I'm looking for some help about the following question
Let $u \in \mathrm{H}^1_0(\Omega)$ with $\nabla u \in \mathrm{L}^{\infty}(\Omega)$ where $\Omega$ stands for a regular bounded subset of $\mathbb{R}^d$ (actually, $d=3$).
I want to show that there exists a sequence of test functions $(u_n)$ with $u_n \in C_c^{\infty}(\Omega)$ such that :
- $u_n \rightarrow u \ \ $ in $\ \ \mathrm{L}^1(\Omega)$
- $\Vert \nabla u_n \Vert_{\mathrm{L}^{\infty}(\Omega)} \lesssim \Vert \nabla u \Vert_{\mathrm{L}^{\infty}(\Omega)}$ for all $n$, with $\lesssim$ independant of $n$
I tried different regularization/truncature procedures but without success... Any help is welcomed !
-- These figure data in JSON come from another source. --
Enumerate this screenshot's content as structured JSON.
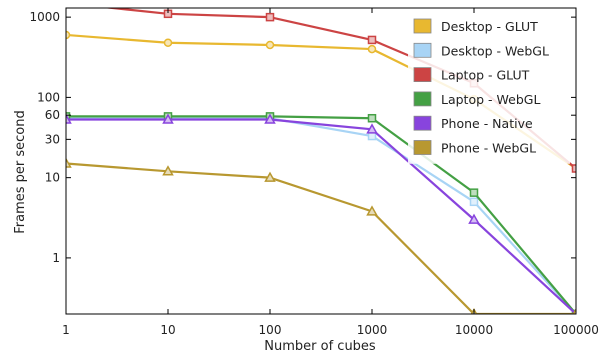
{
  "chart_data": {
    "type": "line",
    "xlabel": "Number of cubes",
    "ylabel": "Frames per second",
    "xscale": "log",
    "yscale": "log",
    "xlim": [
      1,
      100000
    ],
    "ylim": [
      0.2,
      1300
    ],
    "grid": false,
    "legend_position": "top-right",
    "x": [
      1,
      10,
      100,
      1000,
      10000,
      100000
    ],
    "x_tick_labels": [
      "1",
      "10",
      "100",
      "1000",
      "10000",
      "100000"
    ],
    "y_ticks": [
      1,
      10,
      30,
      60,
      100,
      1000
    ],
    "y_tick_labels": [
      "1",
      "10",
      "30",
      "60",
      "100",
      "1000"
    ],
    "series": [
      {
        "name": "Desktop - GLUT",
        "color": "#e8b830",
        "marker": "circle",
        "values": [
          600,
          480,
          450,
          400,
          95,
          13
        ]
      },
      {
        "name": "Desktop - WebGL",
        "color": "#a8d4f5",
        "marker": "square",
        "values": [
          55,
          55,
          55,
          33,
          5,
          0.2
        ]
      },
      {
        "name": "Laptop - GLUT",
        "color": "#cc4444",
        "marker": "square",
        "values": [
          1500,
          1100,
          1000,
          520,
          150,
          13
        ]
      },
      {
        "name": "Laptop - WebGL",
        "color": "#44a044",
        "marker": "square",
        "values": [
          58,
          58,
          58,
          55,
          6.5,
          0.2
        ]
      },
      {
        "name": "Phone - Native",
        "color": "#8844dd",
        "marker": "triangle",
        "values": [
          53,
          53,
          53,
          40,
          3,
          0.2
        ]
      },
      {
        "name": "Phone - WebGL",
        "color": "#b89830",
        "marker": "triangle",
        "values": [
          15,
          12,
          10,
          3.8,
          0.2,
          0.2
        ]
      }
    ]
  }
}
Let $u_\epsilon = \phi_\epsilon * u$ the the mollification of $u$ with the standard mollifier $\{\phi_\epsilon\}$ on $\mathbb{R}^d$. It is standard to show that $u_\epsilon \to u$ in $H^1(\mathbb{R}^d)$ and so in particular $$ \|u_\epsilon - u\|_{L^1} \leq |\Omega|^{1/2}\|u_\epsilon - u\|_{L^1} \to 0. $$ As for the $L^\infty$ bound, we have $$ |\partial_{x_i}u_\epsilon(x)| \leq \int_\Omega |\partial_{x_i}u(y)|\phi_\epsilon(x - y)\, dy \leq \|\partial_{x_i}u(y)\|_{L^\infty}\|\phi\|_{L^1} \leq \|\nabla u\|_{L^\infty}. $$ This requires some extra explaining, actually, because this is only valid for $x \in \Omega_\epsilon = \{x \in \Omega | \text{dist}(x, \partial \Omega) < \epsilon\}$. However, since the result holds for $\epsilon > 0$ arbitrary, it thus holds for any $x \in \bigcup_{\epsilon > 0}\Omega_\epsilon = \Omega$. Another way of justifying it might be using the extension theorem to extend $u$ to a function $\bar{u}$ on all of $\mathbb{R}^d$ with $\|\bar{u}\|_{H^1} \leq C\|u\|_{H^1(\Omega)}$, although I'm not sure if you'd get that $\nabla \bar{u}$ is in $L^\infty$ like you would need.